FIG. 1 is a diagram for explaining the outline of the present invention, and FIGS. 2 and 3 are diagrams for explaining a step of obtaining a reflectance ratio of an object among the steps of the method of the present invention, and FIG. Is a schematic view of an apparatus used in the present invention, FIG. 5 is a view for explaining a method of directly facing a sensor to an object, and FIGS. 6 and 7 are correction steps among the steps of the present invention. FIG. 8 is a diagram for explaining the effect and its effect, FIG. 8 is a diagram for explaining the effect of the present invention, FIG. 9 is a diagram for explaining an application example of the present invention,
FIG. 10 is an explanatory diagram of a conventional technique. 1 ... Reference light source, 2 ... Object, 3 ... Visual sensor,
4 ... Measuring light source, 10 ... He-Ne laser.

Claims (4)

[Claims] 1. A first irradiation step of irradiating an object with reference light so that the luminous intensity is substantially uniform, and a reflection of the object from a first light intensity distribution of reflected light from the object by the reference light.
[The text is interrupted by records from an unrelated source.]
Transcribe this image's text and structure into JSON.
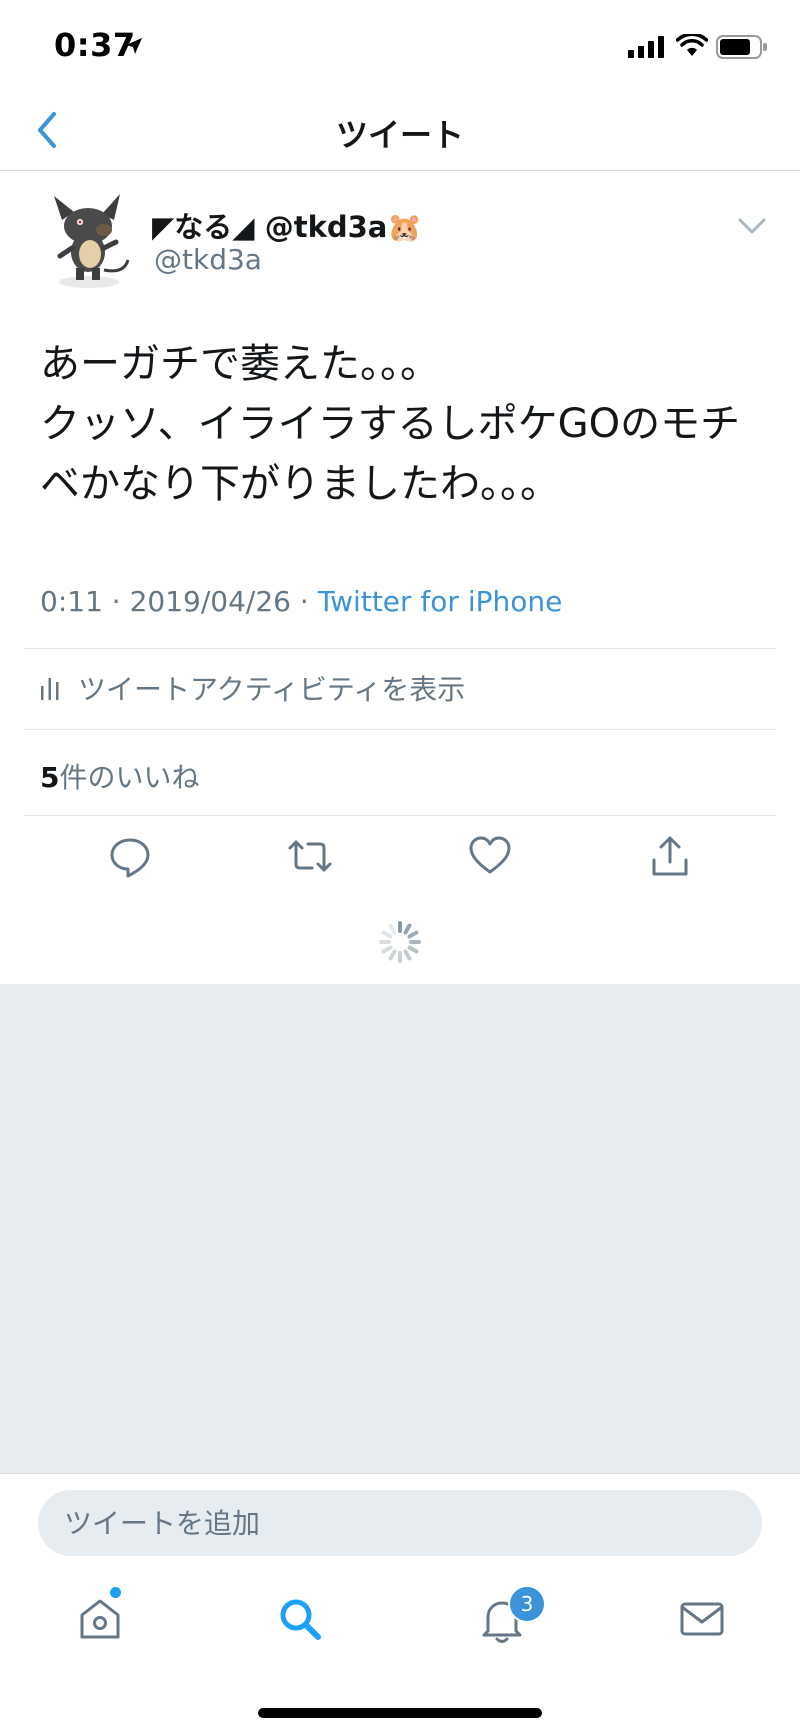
{
  "status_bar": {
    "time": "0:37"
  },
  "nav": {
    "title": "ツイート"
  },
  "tweet": {
    "display_name": "◤なる◢ @tkd3a",
    "name_emoji": "🐹",
    "handle": "@tkd3a",
    "text": "あーガチで萎えた。。。\nクッソ、イライラするしポケGOのモチベかなり下がりましたわ。。。",
    "time": "0:11",
    "date": "2019/04/26",
    "separator": " · ",
    "source": "Twitter for iPhone",
    "activity_label": "ツイートアクティビティを表示",
    "likes_count": "5",
    "likes_label": "件のいいね"
  },
  "reply": {
    "placeholder": "ツイートを追加"
  },
  "tabs": {
    "notifications_badge": "3"
  },
  "colors": {
    "accent": "#1da1f2",
    "text": "#14171a",
    "secondary": "#657786",
    "background_gray": "#e6ecf0"
  }
}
A step of obtaining a ratio ratio; a second irradiation step of irradiating the object with measurement light; a step of measuring a second light intensity distribution of reflected light from the object by the measurement light; A step of obtaining a corrected light intensity distribution by correcting with a reflectance ratio; a step of obtaining a light intensity distribution curve from the corrected light intensity distribution; and a step of determining the center position of the reflected light of the measurement light from the light intensity distribution curve. A highly accurate method of measuring the center position of light, which comprises: 2. The high-precision measuring method of the center position of light according to claim 1, wherein the first irradiating step is a step of irradiating light from a light source having a uniform luminous intensity. . 3. The high accuracy of the center position of light according to claim 1, wherein the first irradiation step is a step of moving a light source of the measurement light in parallel with an object surface. Measuring method. 4. The step of obtaining the reflectance ratio is a step of obtaining another intensity by dividing the other intensity by the strongest value of the first light intensity distribution, and the step of obtaining the corrected light intensity distribution is the second light intensity distribution. The method for highly accurate measurement of the center position of light according to claim 1, wherein the method is a step of dividing by a reflectance ratio.